We are seeking a Product Manager, Data Strategy & Physical AI to define and execute the long-term product vision for FAR's AI-powered robotics platform. The intersection of foundation models and physical intelligence is creating a once-in-a-generation opportunity to reimagine how intelligent systems perceive, reason, and act in the real world. We need a visionary product leader who can treat data as our primary competitive moat and translate research frontiers into scalable, production-grade capabilities.

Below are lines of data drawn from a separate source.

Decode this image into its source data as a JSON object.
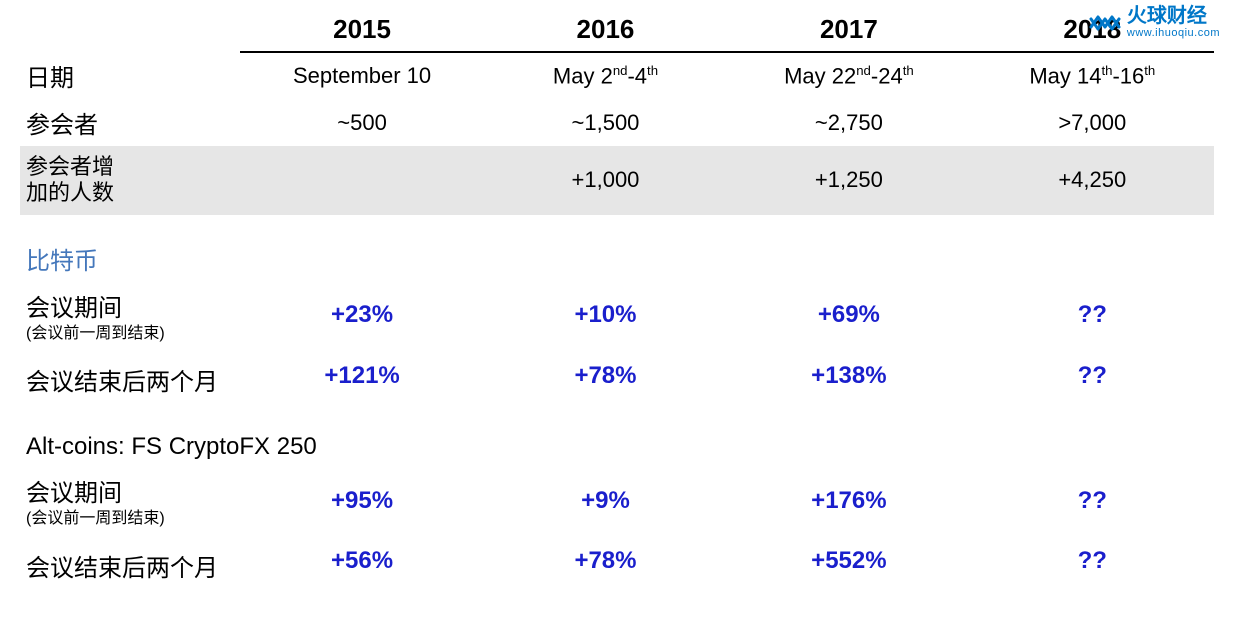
{
  "watermark": {
    "name_cn": "火球财经",
    "url": "www.ihuoqiu.com",
    "icon_color": "#0077c8"
  },
  "header": {
    "years": [
      "2015",
      "2016",
      "2017",
      "2018"
    ]
  },
  "rows": {
    "date_label": "日期",
    "dates": [
      "September 10",
      "May 2<sup>nd</sup>-4<sup>th</sup>",
      "May 22<sup>nd</sup>-24<sup>th</sup>",
      "May 14<sup>th</sup>-16<sup>th</sup>"
    ],
    "attendees_label": "参会者",
    "attendees": [
      "~500",
      "~1,500",
      "~2,750",
      ">7,000"
    ],
    "increase_label": "参会者增<br>加的人数",
    "increase": [
      "",
      "+1,000",
      "+1,250",
      "+4,250"
    ]
  },
  "sections": {
    "bitcoin": {
      "title": "比特币",
      "row1_label": "会议期间",
      "row1_sub": "(会议前一周到结束)",
      "row1_vals": [
        "+23%",
        "+10%",
        "+69%",
        "??"
      ],
      "row2_label": "会议结束后两个月",
      "row2_vals": [
        "+121%",
        "+78%",
        "+138%",
        "??"
      ]
    },
    "altcoins": {
      "title": "Alt-coins: FS CryptoFX 250",
      "row1_label": "会议期间",
      "row1_sub": "(会议前一周到结束)",
      "row1_vals": [
        "+95%",
        "+9%",
        "+176%",
        "??"
      ],
      "row2_label": "会议结束后两个月",
      "row2_vals": [
        "+56%",
        "+78%",
        "+552%",
        "??"
      ]
    }
  },
  "colors": {
    "value_blue": "#1a1fcc",
    "section_blue": "#4477bb",
    "shade": "#e6e6e6",
    "text": "#000000",
    "bg": "#ffffff"
  }
}
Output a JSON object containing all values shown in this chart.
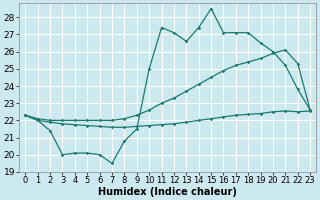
{
  "xlabel": "Humidex (Indice chaleur)",
  "bg_color": "#cce9f0",
  "grid_color": "#ffffff",
  "line_color": "#1a7a6e",
  "ylim": [
    19,
    28.8
  ],
  "xlim": [
    -0.5,
    23.5
  ],
  "yticks": [
    19,
    20,
    21,
    22,
    23,
    24,
    25,
    26,
    27,
    28
  ],
  "xticks": [
    0,
    1,
    2,
    3,
    4,
    5,
    6,
    7,
    8,
    9,
    10,
    11,
    12,
    13,
    14,
    15,
    16,
    17,
    18,
    19,
    20,
    21,
    22,
    23
  ],
  "y_top": [
    22.3,
    22.0,
    21.4,
    20.0,
    20.1,
    20.1,
    20.0,
    19.5,
    20.8,
    21.5,
    25.0,
    27.4,
    27.1,
    26.6,
    27.4,
    28.5,
    27.1,
    27.1,
    27.1,
    26.5,
    26.0,
    25.2,
    23.8,
    22.6
  ],
  "y_mid": [
    22.3,
    22.1,
    22.0,
    22.0,
    22.0,
    22.0,
    22.0,
    22.0,
    22.1,
    22.3,
    22.6,
    23.0,
    23.3,
    23.7,
    24.1,
    24.5,
    24.9,
    25.2,
    25.4,
    25.6,
    25.9,
    26.1,
    25.3,
    22.6
  ],
  "y_bot": [
    22.3,
    22.0,
    21.9,
    21.8,
    21.75,
    21.7,
    21.65,
    21.6,
    21.6,
    21.65,
    21.7,
    21.75,
    21.8,
    21.9,
    22.0,
    22.1,
    22.2,
    22.3,
    22.35,
    22.4,
    22.5,
    22.55,
    22.5,
    22.55
  ],
  "font_size": 6.5
}
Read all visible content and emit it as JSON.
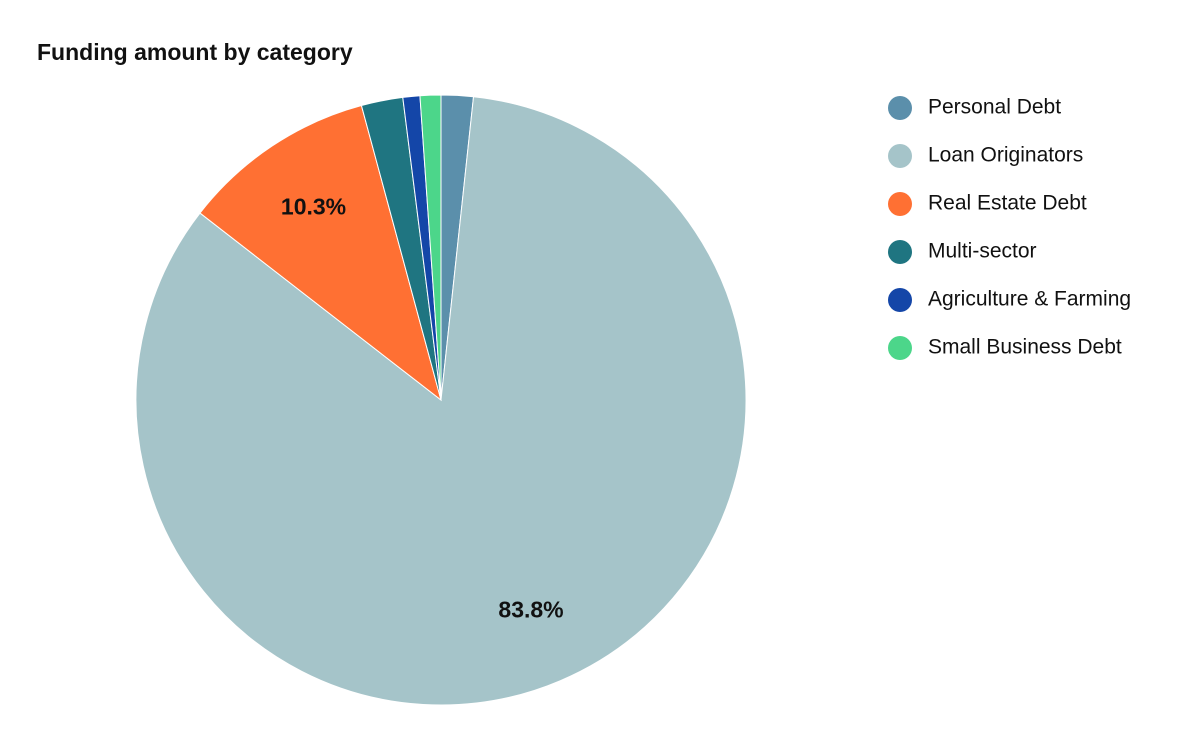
{
  "chart_data": {
    "type": "pie",
    "title": "Funding amount by category",
    "categories": [
      "Personal Debt",
      "Loan Originators",
      "Real Estate Debt",
      "Multi-sector",
      "Agriculture & Farming",
      "Small Business Debt"
    ],
    "values": [
      1.7,
      83.8,
      10.3,
      2.2,
      0.9,
      1.1
    ],
    "value_labels": [
      null,
      "83.8%",
      "10.3%",
      null,
      null,
      null
    ],
    "colors": [
      "#5b8fab",
      "#a5c4c9",
      "#ff7033",
      "#1f7581",
      "#1446a8",
      "#4cd68a"
    ],
    "legend": "right"
  }
}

In this role, you will champion our core data strategy for foundation model creation, building a partner and tool ecosystem to systematically acquire, label, and iteratively improve physical AI datasets. You will architect a continuous data collection flywheel across deployed robot fleets, transforming real-world kinematics, video, and force-torque telemetry from edge operations back into high-fidelity training tokens. Recognizing the limitations of real-world environments, you will also lead the strategy to create high-fidelity synthesized datasets, utilizing advanced physics engines and simulation to generate diverse training tokens at massive scale.
Key job responsibilities
Data Acquisition & Labeling Ecosystem: Establish the partnerships, tools, and vendor pipelines necessary to acquire, curate, and continuously label multi-modal datasets for training large-scale models.

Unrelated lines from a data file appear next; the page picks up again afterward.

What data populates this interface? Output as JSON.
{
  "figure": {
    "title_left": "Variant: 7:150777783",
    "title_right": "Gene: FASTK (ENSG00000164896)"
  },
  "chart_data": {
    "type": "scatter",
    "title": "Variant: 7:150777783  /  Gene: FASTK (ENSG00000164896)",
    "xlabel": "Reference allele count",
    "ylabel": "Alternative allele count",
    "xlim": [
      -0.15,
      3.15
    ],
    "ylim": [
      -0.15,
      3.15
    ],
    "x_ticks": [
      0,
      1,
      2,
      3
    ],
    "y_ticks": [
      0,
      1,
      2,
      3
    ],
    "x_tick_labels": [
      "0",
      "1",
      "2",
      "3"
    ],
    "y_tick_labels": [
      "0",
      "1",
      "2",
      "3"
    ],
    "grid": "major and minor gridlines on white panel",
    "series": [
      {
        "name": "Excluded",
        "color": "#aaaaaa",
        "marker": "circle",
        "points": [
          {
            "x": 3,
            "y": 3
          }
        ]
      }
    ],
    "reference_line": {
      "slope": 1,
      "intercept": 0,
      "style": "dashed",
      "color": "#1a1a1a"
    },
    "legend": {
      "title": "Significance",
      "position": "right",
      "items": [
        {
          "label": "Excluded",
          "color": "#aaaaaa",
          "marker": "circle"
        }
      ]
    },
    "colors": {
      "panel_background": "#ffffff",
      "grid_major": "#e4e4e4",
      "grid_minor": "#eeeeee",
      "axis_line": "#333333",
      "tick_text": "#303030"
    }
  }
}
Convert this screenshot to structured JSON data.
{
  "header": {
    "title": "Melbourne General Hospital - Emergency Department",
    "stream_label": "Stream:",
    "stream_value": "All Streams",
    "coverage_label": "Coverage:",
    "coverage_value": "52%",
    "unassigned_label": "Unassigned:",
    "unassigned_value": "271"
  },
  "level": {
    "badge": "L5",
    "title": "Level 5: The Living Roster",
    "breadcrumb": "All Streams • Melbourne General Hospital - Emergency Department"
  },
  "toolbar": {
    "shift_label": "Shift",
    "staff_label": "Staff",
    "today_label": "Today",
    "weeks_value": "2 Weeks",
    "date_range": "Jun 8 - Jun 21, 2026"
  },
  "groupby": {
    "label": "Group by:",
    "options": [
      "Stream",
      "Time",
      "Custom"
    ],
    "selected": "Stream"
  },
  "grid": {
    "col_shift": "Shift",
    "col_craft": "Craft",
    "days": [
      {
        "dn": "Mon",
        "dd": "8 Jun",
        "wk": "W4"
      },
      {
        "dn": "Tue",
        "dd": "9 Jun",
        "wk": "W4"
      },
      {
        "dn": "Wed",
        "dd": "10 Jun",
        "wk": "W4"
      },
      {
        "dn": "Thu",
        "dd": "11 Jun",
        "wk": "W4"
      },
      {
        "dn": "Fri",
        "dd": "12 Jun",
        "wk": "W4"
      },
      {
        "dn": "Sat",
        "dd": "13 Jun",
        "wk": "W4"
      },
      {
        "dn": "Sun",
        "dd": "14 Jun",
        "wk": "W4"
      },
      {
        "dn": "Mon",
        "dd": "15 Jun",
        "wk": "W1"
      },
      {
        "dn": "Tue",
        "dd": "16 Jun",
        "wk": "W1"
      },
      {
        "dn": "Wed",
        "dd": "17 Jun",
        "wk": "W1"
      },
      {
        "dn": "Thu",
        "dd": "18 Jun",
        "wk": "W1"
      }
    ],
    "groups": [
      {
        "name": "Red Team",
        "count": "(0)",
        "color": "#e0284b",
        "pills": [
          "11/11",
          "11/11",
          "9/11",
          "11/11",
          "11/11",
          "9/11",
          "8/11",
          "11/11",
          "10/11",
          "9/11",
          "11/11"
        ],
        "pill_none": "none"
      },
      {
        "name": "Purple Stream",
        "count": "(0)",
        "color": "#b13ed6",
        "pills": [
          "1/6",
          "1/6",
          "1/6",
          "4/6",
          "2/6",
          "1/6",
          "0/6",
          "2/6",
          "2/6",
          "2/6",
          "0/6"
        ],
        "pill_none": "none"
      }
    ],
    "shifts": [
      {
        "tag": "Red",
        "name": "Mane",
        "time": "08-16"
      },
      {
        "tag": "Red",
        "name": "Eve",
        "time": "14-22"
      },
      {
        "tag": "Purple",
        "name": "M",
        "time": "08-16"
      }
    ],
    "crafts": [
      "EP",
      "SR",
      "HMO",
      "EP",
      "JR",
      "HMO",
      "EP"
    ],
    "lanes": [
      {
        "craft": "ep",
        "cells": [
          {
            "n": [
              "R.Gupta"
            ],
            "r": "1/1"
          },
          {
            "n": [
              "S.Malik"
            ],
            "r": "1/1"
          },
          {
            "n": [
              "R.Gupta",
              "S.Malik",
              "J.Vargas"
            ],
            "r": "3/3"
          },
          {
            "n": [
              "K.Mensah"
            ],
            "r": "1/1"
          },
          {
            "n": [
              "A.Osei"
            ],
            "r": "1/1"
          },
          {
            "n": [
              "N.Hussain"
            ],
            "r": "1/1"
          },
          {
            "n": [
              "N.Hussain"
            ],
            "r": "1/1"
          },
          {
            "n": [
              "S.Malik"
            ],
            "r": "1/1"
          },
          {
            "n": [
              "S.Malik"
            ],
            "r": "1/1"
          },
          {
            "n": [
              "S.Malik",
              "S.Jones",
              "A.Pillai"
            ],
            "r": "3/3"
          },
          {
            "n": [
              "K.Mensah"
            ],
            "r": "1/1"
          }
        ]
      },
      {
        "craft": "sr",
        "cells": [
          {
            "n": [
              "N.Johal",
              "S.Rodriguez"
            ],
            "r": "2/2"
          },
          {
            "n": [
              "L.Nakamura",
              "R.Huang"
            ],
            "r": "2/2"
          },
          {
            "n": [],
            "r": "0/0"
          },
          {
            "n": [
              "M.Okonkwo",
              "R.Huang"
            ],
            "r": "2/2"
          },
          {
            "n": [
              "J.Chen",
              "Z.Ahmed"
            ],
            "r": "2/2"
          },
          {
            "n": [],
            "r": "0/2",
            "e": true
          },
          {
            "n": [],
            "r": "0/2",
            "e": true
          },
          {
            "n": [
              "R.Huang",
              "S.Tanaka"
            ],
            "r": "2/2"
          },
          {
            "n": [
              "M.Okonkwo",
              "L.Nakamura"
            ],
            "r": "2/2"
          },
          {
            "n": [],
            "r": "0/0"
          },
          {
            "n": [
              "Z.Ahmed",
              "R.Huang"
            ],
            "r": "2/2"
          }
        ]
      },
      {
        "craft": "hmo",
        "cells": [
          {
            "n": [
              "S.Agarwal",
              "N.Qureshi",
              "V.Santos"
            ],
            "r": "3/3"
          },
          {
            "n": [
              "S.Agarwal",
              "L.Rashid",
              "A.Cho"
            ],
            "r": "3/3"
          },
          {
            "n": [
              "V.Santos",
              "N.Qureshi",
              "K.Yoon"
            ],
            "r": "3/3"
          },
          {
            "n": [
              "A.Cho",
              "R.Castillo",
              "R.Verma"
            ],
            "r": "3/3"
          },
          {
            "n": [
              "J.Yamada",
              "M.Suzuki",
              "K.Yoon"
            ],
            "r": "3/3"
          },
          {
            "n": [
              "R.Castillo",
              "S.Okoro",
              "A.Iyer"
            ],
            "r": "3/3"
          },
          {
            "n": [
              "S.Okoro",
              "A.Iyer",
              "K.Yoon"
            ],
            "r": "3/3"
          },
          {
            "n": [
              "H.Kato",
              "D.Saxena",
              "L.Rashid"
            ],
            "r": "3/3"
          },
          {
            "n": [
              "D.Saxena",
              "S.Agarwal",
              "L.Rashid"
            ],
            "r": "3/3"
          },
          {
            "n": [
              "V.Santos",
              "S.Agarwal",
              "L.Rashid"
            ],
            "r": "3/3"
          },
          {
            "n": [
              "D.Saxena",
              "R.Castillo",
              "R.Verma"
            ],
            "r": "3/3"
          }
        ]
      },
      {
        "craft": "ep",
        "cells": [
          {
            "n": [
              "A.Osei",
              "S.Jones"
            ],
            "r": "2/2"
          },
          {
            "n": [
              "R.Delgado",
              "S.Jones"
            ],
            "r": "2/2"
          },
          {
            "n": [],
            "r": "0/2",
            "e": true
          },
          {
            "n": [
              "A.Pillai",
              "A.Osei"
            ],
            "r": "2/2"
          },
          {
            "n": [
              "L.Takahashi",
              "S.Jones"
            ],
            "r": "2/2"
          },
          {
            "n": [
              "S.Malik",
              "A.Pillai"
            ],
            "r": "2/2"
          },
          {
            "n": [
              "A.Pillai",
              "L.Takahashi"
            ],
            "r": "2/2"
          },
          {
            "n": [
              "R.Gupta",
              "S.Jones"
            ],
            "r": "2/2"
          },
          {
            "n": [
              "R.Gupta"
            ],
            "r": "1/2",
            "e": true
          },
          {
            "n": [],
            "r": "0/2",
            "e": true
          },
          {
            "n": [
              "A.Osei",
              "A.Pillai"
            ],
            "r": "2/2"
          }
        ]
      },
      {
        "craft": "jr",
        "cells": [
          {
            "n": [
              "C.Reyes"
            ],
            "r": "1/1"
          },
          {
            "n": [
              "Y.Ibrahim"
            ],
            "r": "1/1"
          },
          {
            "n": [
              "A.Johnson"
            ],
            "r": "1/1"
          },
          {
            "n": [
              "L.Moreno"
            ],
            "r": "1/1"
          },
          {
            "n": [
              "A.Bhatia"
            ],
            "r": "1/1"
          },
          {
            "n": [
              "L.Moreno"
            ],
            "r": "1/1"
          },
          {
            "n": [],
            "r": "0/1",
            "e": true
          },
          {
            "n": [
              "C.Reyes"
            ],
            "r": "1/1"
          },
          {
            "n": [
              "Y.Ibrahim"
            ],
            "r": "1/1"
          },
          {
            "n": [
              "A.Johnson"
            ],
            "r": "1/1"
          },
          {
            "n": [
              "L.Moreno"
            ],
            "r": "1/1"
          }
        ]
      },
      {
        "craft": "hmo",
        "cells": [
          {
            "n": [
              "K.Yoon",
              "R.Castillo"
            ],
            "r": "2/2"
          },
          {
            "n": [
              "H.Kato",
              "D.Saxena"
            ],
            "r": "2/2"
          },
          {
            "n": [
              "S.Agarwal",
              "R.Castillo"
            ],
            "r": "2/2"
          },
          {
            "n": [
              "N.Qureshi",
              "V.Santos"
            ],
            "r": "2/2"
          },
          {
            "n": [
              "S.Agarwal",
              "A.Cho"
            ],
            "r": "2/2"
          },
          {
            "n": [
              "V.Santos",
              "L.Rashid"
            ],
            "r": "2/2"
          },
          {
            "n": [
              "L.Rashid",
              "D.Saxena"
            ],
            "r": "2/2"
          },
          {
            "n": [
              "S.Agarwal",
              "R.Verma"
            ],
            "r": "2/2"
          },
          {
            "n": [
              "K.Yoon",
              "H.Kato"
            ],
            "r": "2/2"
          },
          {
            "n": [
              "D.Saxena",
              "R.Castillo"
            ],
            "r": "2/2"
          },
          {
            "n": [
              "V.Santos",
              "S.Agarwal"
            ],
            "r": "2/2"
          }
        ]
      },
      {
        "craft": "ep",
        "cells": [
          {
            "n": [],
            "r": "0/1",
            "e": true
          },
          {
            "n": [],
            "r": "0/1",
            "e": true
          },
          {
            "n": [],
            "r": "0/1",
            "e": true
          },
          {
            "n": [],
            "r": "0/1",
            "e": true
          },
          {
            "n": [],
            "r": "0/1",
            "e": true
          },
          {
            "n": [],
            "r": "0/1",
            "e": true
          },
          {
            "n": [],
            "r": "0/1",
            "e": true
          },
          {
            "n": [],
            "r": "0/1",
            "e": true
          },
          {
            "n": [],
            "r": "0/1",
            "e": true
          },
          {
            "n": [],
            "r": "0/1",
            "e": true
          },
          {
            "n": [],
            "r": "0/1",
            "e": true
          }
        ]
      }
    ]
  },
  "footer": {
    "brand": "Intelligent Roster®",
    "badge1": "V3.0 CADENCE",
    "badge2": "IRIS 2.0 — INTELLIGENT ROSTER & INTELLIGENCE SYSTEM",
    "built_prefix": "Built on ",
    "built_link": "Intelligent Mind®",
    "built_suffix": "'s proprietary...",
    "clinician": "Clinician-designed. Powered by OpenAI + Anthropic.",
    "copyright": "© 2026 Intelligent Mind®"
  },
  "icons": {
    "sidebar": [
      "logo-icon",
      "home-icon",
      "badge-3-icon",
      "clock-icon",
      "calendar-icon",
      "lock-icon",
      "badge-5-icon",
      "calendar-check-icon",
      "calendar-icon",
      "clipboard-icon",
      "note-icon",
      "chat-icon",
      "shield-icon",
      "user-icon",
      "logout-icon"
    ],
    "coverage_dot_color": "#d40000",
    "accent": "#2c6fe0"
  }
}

Fleet Data Flywheel Infrastructure: Architect the framework for a continuous data flywheel that securely streams high-frequency kinematics, egocentric video, and force-torque telemetry from real-world robot fleets back into the training loop.

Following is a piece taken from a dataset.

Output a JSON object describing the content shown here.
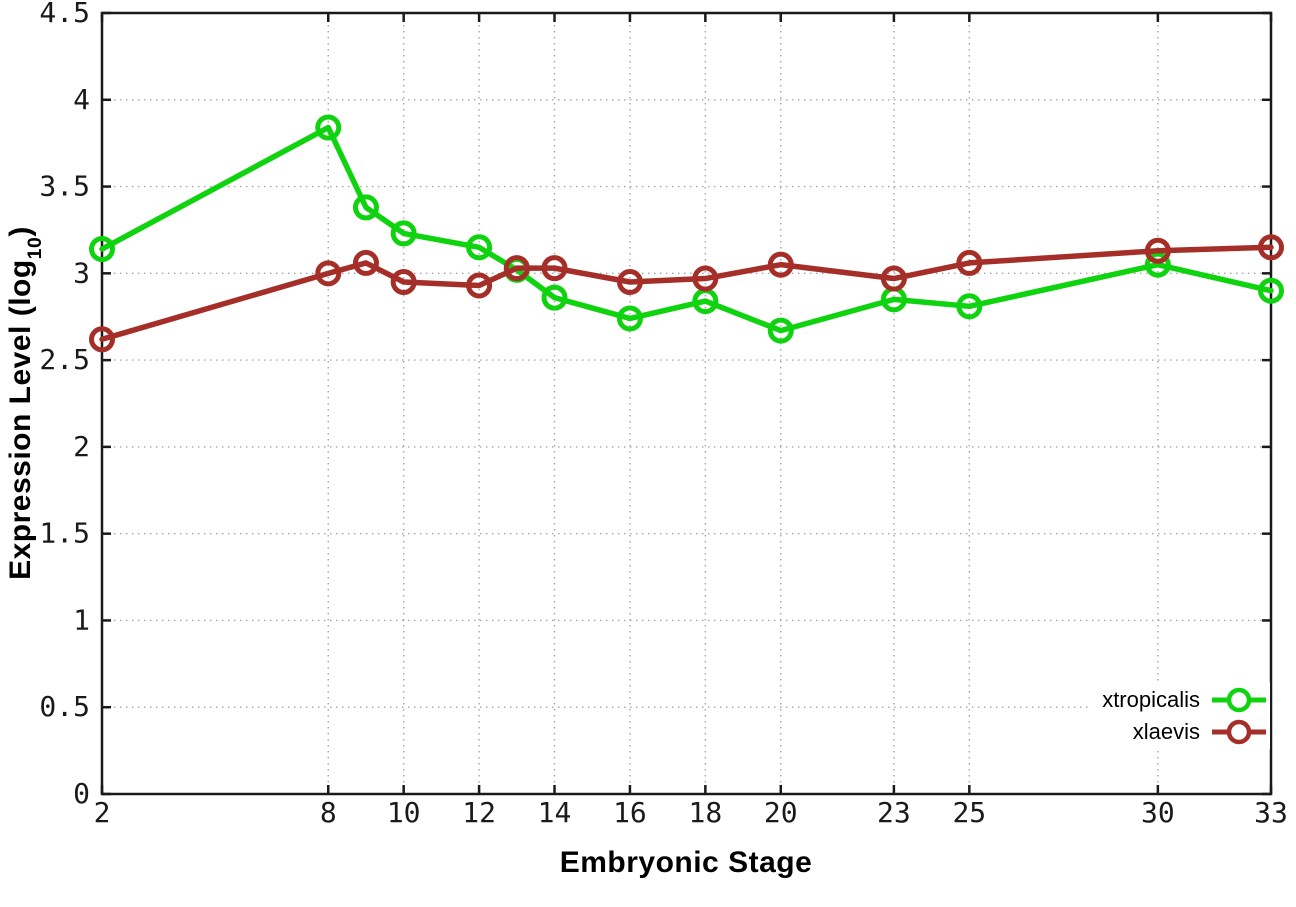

Synthetic Data & Simulation Strategy: Define the strategy for generating high-fidelity, physics-aligned synthesized datasets using advanced simulation environments to scale training tokens for edge-case scenarios and long-horizon tasks.
Data Compliance & Governance: Partner with operations, privacy, legal, and security teams to build enterprise-grade data management pipelines that programmatically enforce data minimization, anonymization, and CCPA/GDPR compliance.
Data Quality & Token Curation: Implement automated telemetry filtering and dataset pruning strategies to identify high-value operational logs, eliminate redundant fleet data, and optimize training compute costs.
Cross-Functional Physical AI Delivery: Act as the strategic bridge between machine learning research scientists, simulation developers, robotics engineers, and hardware teams to deliver data-ready platform features that improve physical reliability.
About the team
At Frontier AI & Robotics, we're not just advancing robotics - we're reimagining it from the ground up. Our team is building the future of intelligent robotics through frontier foundation models and end-to-end learned systems. We tackle some of the most challenging problems in AI and robotics, from developing sophisticated perception systems to creating adaptive manipulation strategies that work in complex, real-world scenarios.
What sets us apart is our unique combination of ambitious research vision and practical impact. We leverage Amazon's computational infrastructure and rich real-world datasets to train and deploy state-of-the-art foundation models. Our work spans the full spectrum of robotics intelligence - from multimodal perception using images, videos, and sensor data, to sophisticated manipulation strategies that can handle diverse real-world scenarios. We're building systems that don't just work in the lab, but scale to meet the demands of Amazon's global operations.
Join us if you're excited about pushing the boundaries of what's possible in robotics, working with world-class researchers, and seeing your innovations deployed at unprecedented scale.